Le voleur d'estampes 2. Tome 2

T out Enoshima ne parle que du cambrioleur qui sévit dans les riches palais sur la colline. Qui se cache sous son masque de tengu ? À qui et à quoi s’en prendra-t-il la prochaine fois ? Une chose est certaine, le gouverneur local et le colonel qui dirige les troupes n’ont qu’un souhait : l’attraper. C’est d’ailleurs la condition sine qua non pour que le second convole avec la jolie fille du premier. Ils ignorent que la belle connaît l’insaisissable détrousseur et passe de longues heures nocturnes en sa compagnie. Celui-ci lui a promis de l’aider à fuir sa destinée, mais çà, c’était avant qu’il ne projette de dérober le gigantesque Bouddah trônant dans le temple des songes. La jeune femme prévient son ami de ses visions funestes, lui n’en démord pas : il tentera le coup. Réussira-t-il ?

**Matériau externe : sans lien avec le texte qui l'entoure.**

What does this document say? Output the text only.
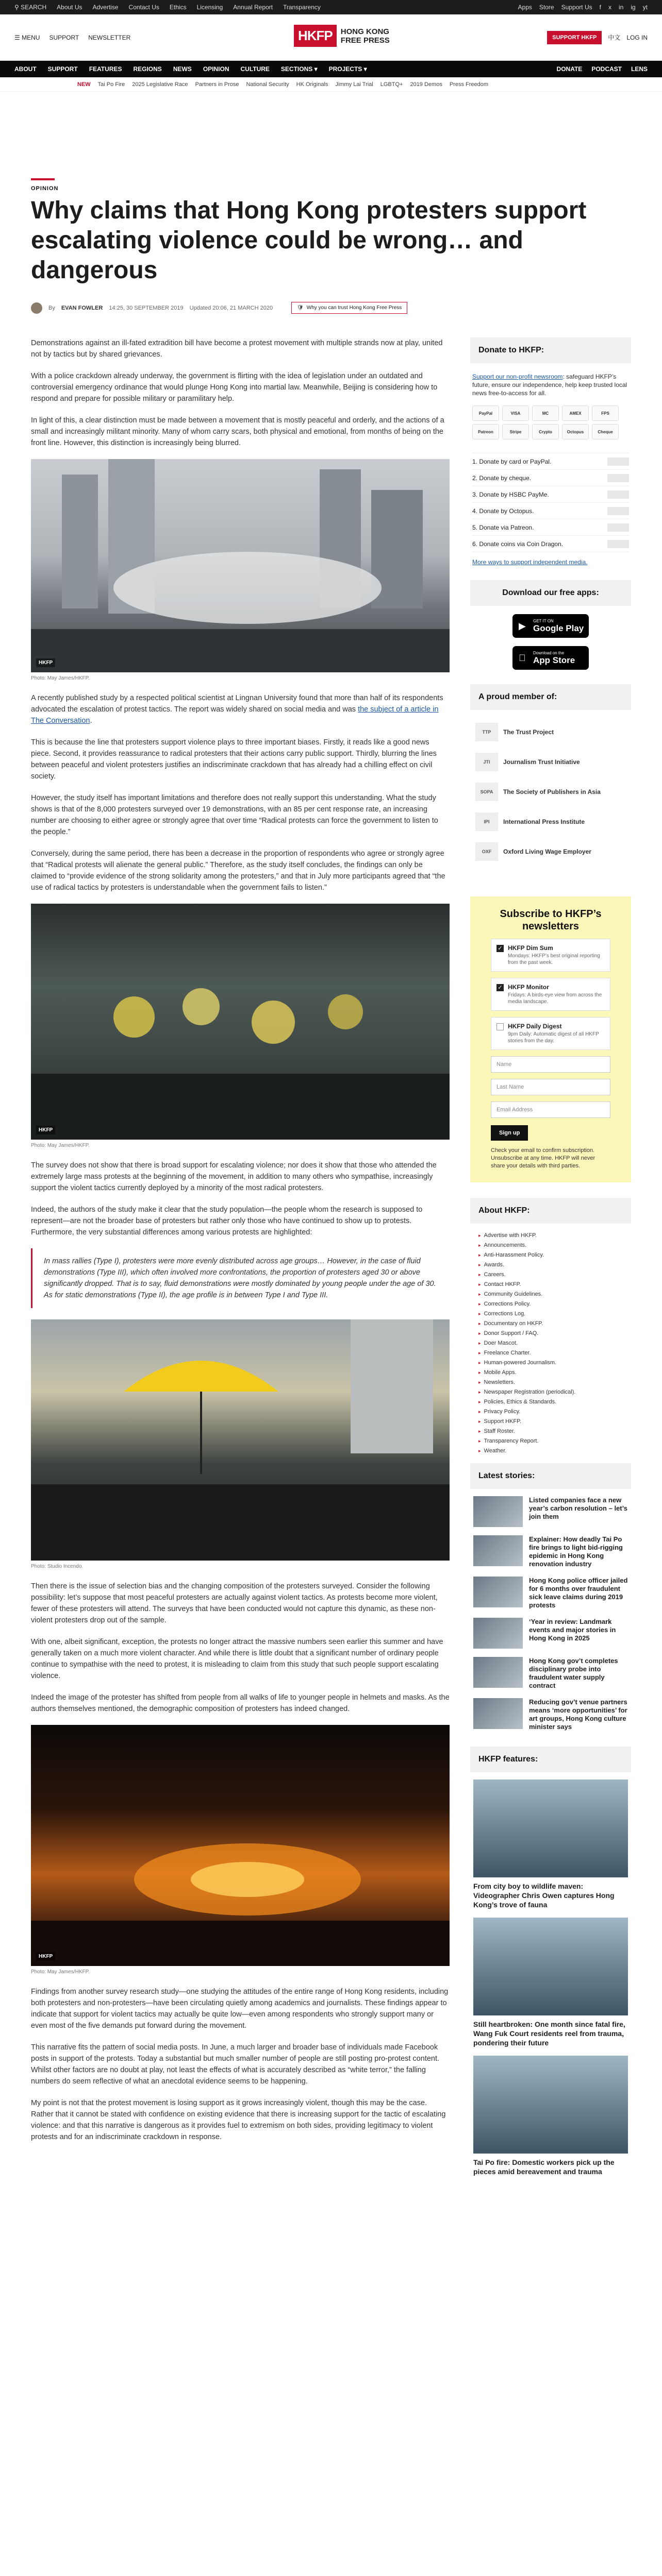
⚲ SEARCH About Us Advertise Contact Us Ethics Licensing Annual Report Transparency	Apps Store Support Us f x in ig yt
☰ MENU SUPPORT NEWSLETTER	HKFP	HONG KONG
FREE PRESS	SUPPORT HKFP	中文 LOG IN
ABOUT SUPPORT FEATURES REGIONS NEWS OPINION CULTURE SECTIONS ▾ PROJECTS ▾	DONATE PODCAST LENS
NEW Tai Po Fire 2025 Legislative Race Partners in Prose National Security HK Originals Jimmy Lai Trial LGBTQ+ 2019 Demos Press Freedom
OPINION
Why claims that Hong Kong protesters support escalating violence could be wrong… and dangerous
By EVAN FOWLER 14:25, 30 SEPTEMBER 2019 Updated 20:06, 21 MARCH 2020	🛡 Why you can trust Hong Kong Free Press

Demonstrations against an ill-fated extradition bill have become a protest movement with multiple strands now at play, united not by tactics but by shared grievances.

With a police crackdown already underway, the government is flirting with the idea of legislation under an outdated and controversial emergency ordinance that would plunge Hong Kong into martial law. Meanwhile, Beijing is considering how to respond and prepare for possible military or paramilitary help.

In light of this, a clear distinction must be made between a movement that is mostly peaceful and orderly, and the actions of a small and increasingly militant minority. Many of whom carry scars, both physical and emotional, from months of being on the front line. However, this distinction is increasingly being blurred.

HKFP
Photo: May James/HKFP.

A recently published study by a respected political scientist at Lingnan University found that more than half of its respondents advocated the escalation of protest tactics. The report was widely shared on social media and was the subject of a article in The Conversation.

This is because the line that protesters support violence plays to three important biases. Firstly, it reads like a good news piece. Second, it provides reassurance to radical protesters that their actions carry public support. Thirdly, blurring the lines between peaceful and violent protesters justifies an indiscriminate crackdown that has already had a chilling effect on civil society.

However, the study itself has important limitations and therefore does not really support this understanding. What the study shows is that of the 8,000 protesters surveyed over 19 demonstrations, with an 85 per cent response rate, an increasing number are choosing to either agree or strongly agree that over time “Radical protests can force the government to listen to the people.”

Conversely, during the same period, there has been a decrease in the proportion of respondents who agree or strongly agree that “Radical protests will alienate the general public.” Therefore, as the study itself concludes, the findings can only be claimed to “provide evidence of the strong solidarity among the protesters,” and that in July more participants agreed that “the use of radical tactics by protesters is understandable when the government fails to listen.”

HKFP
Photo: May James/HKFP.

The survey does not show that there is broad support for escalating violence; nor does it show that those who attended the extremely large mass protests at the beginning of the movement, in addition to many others who sympathise, increasingly support the violent tactics currently deployed by a minority of the most radical protesters.

Indeed, the authors of the study make it clear that the study population—the people whom the research is supposed to represent—are not the broader base of protesters but rather only those who have continued to show up to protests. Furthermore, the very substantial differences among various protests are highlighted:

In mass rallies (Type I), protesters were more evenly distributed across age groups… However, in the case of fluid demonstrations (Type III), which often involved more confrontations, the proportion of protesters aged 30 or above significantly dropped. That is to say, fluid demonstrations were mostly dominated by young people under the age of 30. As for static demonstrations (Type II), the age profile is in between Type I and Type III.
Photo: Studio Incendo.

Then there is the issue of selection bias and the changing composition of the protesters surveyed. Consider the following possibility: let’s suppose that most peaceful protesters are actually against violent tactics. As protests become more violent, fewer of these protesters will attend. The surveys that have been conducted would not capture this dynamic, as these non-violent protesters drop out of the sample.

With one, albeit significant, exception, the protests no longer attract the massive numbers seen earlier this summer and have generally taken on a much more violent character. And while there is little doubt that a significant number of ordinary people continue to sympathise with the need to protest, it is misleading to claim from this study that such people support escalating violence.

Indeed the image of the protester has shifted from people from all walks of life to younger people in helmets and masks. As the authors themselves mentioned, the demographic composition of protesters has indeed changed.

HKFP
Photo: May James/HKFP.

Findings from another survey research study—one studying the attitudes of the entire range of Hong Kong residents, including both protesters and non-protesters—have been circulating quietly among academics and journalists. These findings appear to indicate that support for violent tactics may actually be quite low—even among respondents who strongly support many or even most of the five demands put forward during the movement.

This narrative fits the pattern of social media posts. In June, a much larger and broader base of individuals made Facebook posts in support of the protests. Today a substantial but much smaller number of people are still posting pro-protest content. Whilst other factors are no doubt at play, not least the effects of what is accurately described as “white terror,” the falling numbers do seem reflective of what an anecdotal evidence seems to be happening.

My point is not that the protest movement is losing support as it grows increasingly violent, though this may be the case. Rather that it cannot be stated with confidence on existing evidence that there is increasing support for the tactic of escalating violence: and that this narrative is dangerous as it provides fuel to extremism on both sides, providing legitimacy to violent protests and for an indiscriminate crackdown in response.

Donate to HKFP:

Support our non-profit newsroom: safeguard HKFP’s future, ensure our independence, help keep trusted local news free-to-access for all.

PayPal	VISA	MC	AMEX	FPS
Patreon	Stripe	Crypto	Octopus	Cheque
1. Donate by card or PayPal.
2. Donate by cheque.
3. Donate by HSBC PayMe.
4. Donate by Octopus.
5. Donate via Patreon.
6. Donate coins via Coin Dragon.
More ways to support independent media.
Download our free apps:
▶ GET IT ON
Google Play
Download on the
App Store
A proud member of:
TTP	The Trust Project
JTI	Journalism Trust Initiative
SOPA	The Society of Publishers in Asia
IPI	International Press Institute
OXF	Oxford Living Wage Employer
Subscribe to HKFP’s newsletters
✓ HKFP Dim Sum
Mondays: HKFP’s best original reporting from the past week.
✓ HKFP Monitor
Fridays: A birds-eye view from across the media landscape.
HKFP Daily Digest
9pm Daily: Automatic digest of all HKFP stories from the day.
Name
Last Name
Email Address
Sign up
Check your email to confirm subscription. Unsubscribe at any time. HKFP will never share your details with third parties.
About HKFP:
▸ Advertise with HKFP.
▸ Announcements.
▸ Anti-Harassment Policy.
▸ Awards.
▸ Careers.
▸ Contact HKFP.
▸ Community Guidelines.
▸ Corrections Policy.
▸ Corrections Log.
▸ Documentary on HKFP.
▸ Donor Support / FAQ.
▸ Doer Mascot.
▸ Freelance Charter.
▸ Human-powered Journalism.
▸ Mobile Apps.
▸ Newsletters.
▸ Newspaper Registration (periodical).
▸ Policies, Ethics & Standards.
▸ Privacy Policy.
▸ Support HKFP.
▸ Staff Roster.
▸ Transparency Report.
▸ Weather.
Latest stories:
Listed companies face a new year’s carbon resolution – let’s join them
Explainer: How deadly Tai Po fire brings to light bid-rigging epidemic in Hong Kong renovation industry
Hong Kong police officer jailed for 6 months over fraudulent sick leave claims during 2019 protests
‘Year in review: Landmark events and major stories in Hong Kong in 2025
Hong Kong gov’t completes disciplinary probe into fraudulent water supply contract
Reducing gov’t venue partners means ‘more opportunities’ for art groups, Hong Kong culture minister says
HKFP features:
From city boy to wildlife maven: Videographer Chris Owen captures Hong Kong’s trove of fauna
Still heartbroken: One month since fatal fire, Wang Fuk Court residents reel from trauma, pondering their future
Tai Po fire: Domestic workers pick up the pieces amid bereavement and trauma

Imaginer une aventure derrière les paysages et les scènes figées des ukiyo-e, tel est le défi relevé par Camille Moulin-Dupré dans Le voleur d’estampes. Indéniablement, il a pleinement réussi. Car sous la couverture à la composition délicate et à travers des pages au toucher aussi velouté que l’impression laissée par l’encre noire qui les imprègne, l’auteur est parvenu à animer un univers et des personnages qui semblent sortis des œuvres des plus grands maîtres du genre (Utamaro, Hokusai, Hiroshige, etc). Véritable invitation au voyage et au dépaysement, le récit propose de suivre les aventures rocambolesques d’un commis de cuisine qui, à la tombée du jour, troque son tablier contre la panoplie du monte-en-l’air. Ce Lupin nippon se révèle attachant et il est plaisant de découvrir quel tour il utilisera pour emporter le bien convoité ou pour se sortir de situations risquées. À l’opposé, ceux qui le traquent paraissent aussi bêtes que méchants, tandis que la belle héritière opiomane suscite également la sympathie.

Dans ce deuxième tome, les choses se corsent et la nouvelle ambition du principal protagoniste se heurte à la volonté renforcée de ses ennemis à le faire tomber - au propre, comme au figuré. Avec les hallucinations tirées de l’opium, le fantastique se mêle à l’affaire, alors que, dans la réalité, les ressentis des habitants de la bourgade portuaire sont partagés, les uns soutenant sans partage le cambrioleur des nantis, les autres fustigeant les conséquences de ses actes pour la petite communauté. Quelque peu théâtralisée, la narration progresse au rythme de la succession des tableaux et de l’intensification dramatique jusqu’à un dénouement à la saveur douce-amère. Davantage encore que le propos, le dessin de Camille Moulin-Dupré fascine et constitue un hommage appuyé aux créateurs d’ukiyo-e. Loin des stéréotypes du manga, le graphisme s’inscrit pleinement dans la lignée de cet art japonais ancien. Chaque case, chaque attitude, chaque visage en porte la marque. Si cela induit un certain statisme, l’expressivité, elle, est néanmoins bien présente et le découpage, précis et aéré, parvient à assurer une bonne fluidité. La majeure partie de l’histoire se déroulant de nuit, le noir domine, les traits blancs ou les nuances de gris s’en détachant pour insuffler vie et donner du corps à l’ensemble.

Joliment illustré, Le voleur d'estampes offre un moment de lecture des plus agréables. À découvrir.